That worked! Next issue is that this is missing (I'm going through the other make steps now).

[init] Using Kubernetes version: v1.28.2
[preflight] Running pre-flight checks
    [WARNING SystemVerification]: missing optional cgroups: hugetlb
error execution phase preflight: [preflight] Some fatal errors occurred:
    [ERROR FileContent--proc-sys-net-bridge-bridge-nf-call-iptables]: /proc/sys/net/bridge/bridge-nf-call-iptables does not exist

It doesn't hand at the hugetlb though, which means the networking is working and that's great! I can confirm that too with starting up a little web server and doing curl -k to hit it.

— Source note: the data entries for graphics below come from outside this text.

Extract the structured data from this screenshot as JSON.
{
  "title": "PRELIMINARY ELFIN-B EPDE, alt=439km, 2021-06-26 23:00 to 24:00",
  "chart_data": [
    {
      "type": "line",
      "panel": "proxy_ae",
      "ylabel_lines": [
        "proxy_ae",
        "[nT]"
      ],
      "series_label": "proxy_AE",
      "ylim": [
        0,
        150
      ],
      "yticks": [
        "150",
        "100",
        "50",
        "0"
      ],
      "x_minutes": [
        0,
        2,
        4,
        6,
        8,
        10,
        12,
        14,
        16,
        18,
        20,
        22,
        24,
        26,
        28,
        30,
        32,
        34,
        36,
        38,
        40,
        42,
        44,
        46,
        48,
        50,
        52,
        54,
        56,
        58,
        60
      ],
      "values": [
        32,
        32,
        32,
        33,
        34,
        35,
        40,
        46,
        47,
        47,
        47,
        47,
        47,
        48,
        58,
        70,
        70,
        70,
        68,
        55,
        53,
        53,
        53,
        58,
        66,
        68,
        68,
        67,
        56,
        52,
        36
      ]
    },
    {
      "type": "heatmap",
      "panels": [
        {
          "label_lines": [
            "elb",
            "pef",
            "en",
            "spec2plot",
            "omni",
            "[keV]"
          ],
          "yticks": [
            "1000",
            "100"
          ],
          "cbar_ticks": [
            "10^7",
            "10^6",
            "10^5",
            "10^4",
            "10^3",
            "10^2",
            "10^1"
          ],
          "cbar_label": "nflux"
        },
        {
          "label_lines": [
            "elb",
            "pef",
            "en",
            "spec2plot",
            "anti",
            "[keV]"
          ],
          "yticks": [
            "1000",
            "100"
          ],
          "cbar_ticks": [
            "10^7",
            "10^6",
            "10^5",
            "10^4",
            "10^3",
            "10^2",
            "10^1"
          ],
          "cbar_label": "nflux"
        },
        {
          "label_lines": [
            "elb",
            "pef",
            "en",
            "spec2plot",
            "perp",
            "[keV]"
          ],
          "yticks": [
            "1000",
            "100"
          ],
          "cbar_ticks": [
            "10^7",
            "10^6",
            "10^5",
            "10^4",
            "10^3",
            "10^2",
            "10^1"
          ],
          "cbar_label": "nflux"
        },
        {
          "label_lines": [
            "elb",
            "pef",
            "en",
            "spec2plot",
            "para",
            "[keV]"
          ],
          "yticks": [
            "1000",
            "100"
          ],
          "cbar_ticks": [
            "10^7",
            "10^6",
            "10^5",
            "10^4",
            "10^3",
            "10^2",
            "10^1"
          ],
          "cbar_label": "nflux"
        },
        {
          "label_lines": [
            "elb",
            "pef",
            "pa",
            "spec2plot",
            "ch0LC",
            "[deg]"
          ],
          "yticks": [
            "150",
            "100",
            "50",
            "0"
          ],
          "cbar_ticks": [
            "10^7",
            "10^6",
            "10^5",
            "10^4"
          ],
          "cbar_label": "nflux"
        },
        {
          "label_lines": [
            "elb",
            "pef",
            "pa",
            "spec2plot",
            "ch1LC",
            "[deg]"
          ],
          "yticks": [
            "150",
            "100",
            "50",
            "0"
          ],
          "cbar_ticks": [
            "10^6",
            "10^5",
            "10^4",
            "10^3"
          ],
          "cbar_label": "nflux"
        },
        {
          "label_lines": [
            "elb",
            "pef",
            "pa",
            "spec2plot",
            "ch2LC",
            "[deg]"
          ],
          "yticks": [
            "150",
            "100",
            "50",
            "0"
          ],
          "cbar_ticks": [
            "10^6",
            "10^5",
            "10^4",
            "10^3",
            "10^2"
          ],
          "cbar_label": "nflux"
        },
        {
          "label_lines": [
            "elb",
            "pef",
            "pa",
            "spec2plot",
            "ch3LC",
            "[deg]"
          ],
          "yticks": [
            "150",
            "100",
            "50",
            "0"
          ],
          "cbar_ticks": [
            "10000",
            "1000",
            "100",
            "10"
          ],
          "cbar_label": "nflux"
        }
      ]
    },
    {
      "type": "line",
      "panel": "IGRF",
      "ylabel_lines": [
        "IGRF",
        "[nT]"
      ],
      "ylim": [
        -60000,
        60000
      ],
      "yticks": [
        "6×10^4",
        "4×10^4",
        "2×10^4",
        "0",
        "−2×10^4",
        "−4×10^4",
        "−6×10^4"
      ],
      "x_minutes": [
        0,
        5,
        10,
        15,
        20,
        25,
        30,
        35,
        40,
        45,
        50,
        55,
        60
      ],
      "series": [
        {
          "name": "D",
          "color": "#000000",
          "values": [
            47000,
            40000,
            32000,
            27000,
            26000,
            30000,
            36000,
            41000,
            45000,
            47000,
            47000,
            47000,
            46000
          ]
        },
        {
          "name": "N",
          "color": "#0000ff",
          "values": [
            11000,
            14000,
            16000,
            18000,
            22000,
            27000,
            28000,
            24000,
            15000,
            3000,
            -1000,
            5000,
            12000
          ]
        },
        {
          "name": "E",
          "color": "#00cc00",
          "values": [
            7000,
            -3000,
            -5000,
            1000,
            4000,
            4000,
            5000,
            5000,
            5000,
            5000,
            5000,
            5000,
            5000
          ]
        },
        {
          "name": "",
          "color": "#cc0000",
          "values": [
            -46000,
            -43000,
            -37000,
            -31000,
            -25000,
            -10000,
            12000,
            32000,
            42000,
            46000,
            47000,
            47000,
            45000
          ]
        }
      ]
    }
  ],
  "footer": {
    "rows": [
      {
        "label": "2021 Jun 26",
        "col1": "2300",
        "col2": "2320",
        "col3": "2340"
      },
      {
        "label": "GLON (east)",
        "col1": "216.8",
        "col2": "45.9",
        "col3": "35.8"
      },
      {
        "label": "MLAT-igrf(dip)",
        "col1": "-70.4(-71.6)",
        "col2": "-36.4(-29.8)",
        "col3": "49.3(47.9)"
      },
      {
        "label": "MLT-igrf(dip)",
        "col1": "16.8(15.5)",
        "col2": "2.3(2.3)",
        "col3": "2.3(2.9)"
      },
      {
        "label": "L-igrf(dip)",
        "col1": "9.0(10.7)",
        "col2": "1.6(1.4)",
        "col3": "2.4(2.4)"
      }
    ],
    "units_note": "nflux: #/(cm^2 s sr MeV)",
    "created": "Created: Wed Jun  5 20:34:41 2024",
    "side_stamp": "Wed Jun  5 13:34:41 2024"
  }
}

AkihiroSuda commented 1 year ago

/proc/sys/net/bridge/bridge-nf-call-iptables does not exist

You need to modprobe br_netfilter https://github.com/rootless-containers/usernetes/blob/4f81b6e34d331e27ef0b427ed4a7cb819b8d42cb/init-host/init-host.root.sh#L18-L22

vsoch commented 1 year ago

This sequence:

sudo modprobe ip_tables
sudo modprobe br_netfilter 
sudo modprobe vxlan 
sudo systemctl restart systemd-modules-load.service 

# Run init host scripts (I'm not sure if we should skip the first or clone in image build and run there?)
sudo ./init-host/init-host.root.sh 
./init-host/init-host.rootless.sh

Always ends telling me a warning that it's disabled:

WARNING: bridge-nf-call-iptables is disabled
WARNING: bridge-nf-call-ip6tables is disabled
vsoch commented 1 year ago

On the host:

$ sudo sysctl -a | grep iptables
net.bridge.bridge-nf-call-iptables = 1

But I don't see anything in the container:

docker run --rm --net=host busybox sysctl -a | grep iptables

And I did try:

systemctl --user restart docker.service

But the above is still empty.

AkihiroSuda commented 1 year ago

You may need modprobe bridge too?

vsoch commented 1 year ago

okay tried that - no change.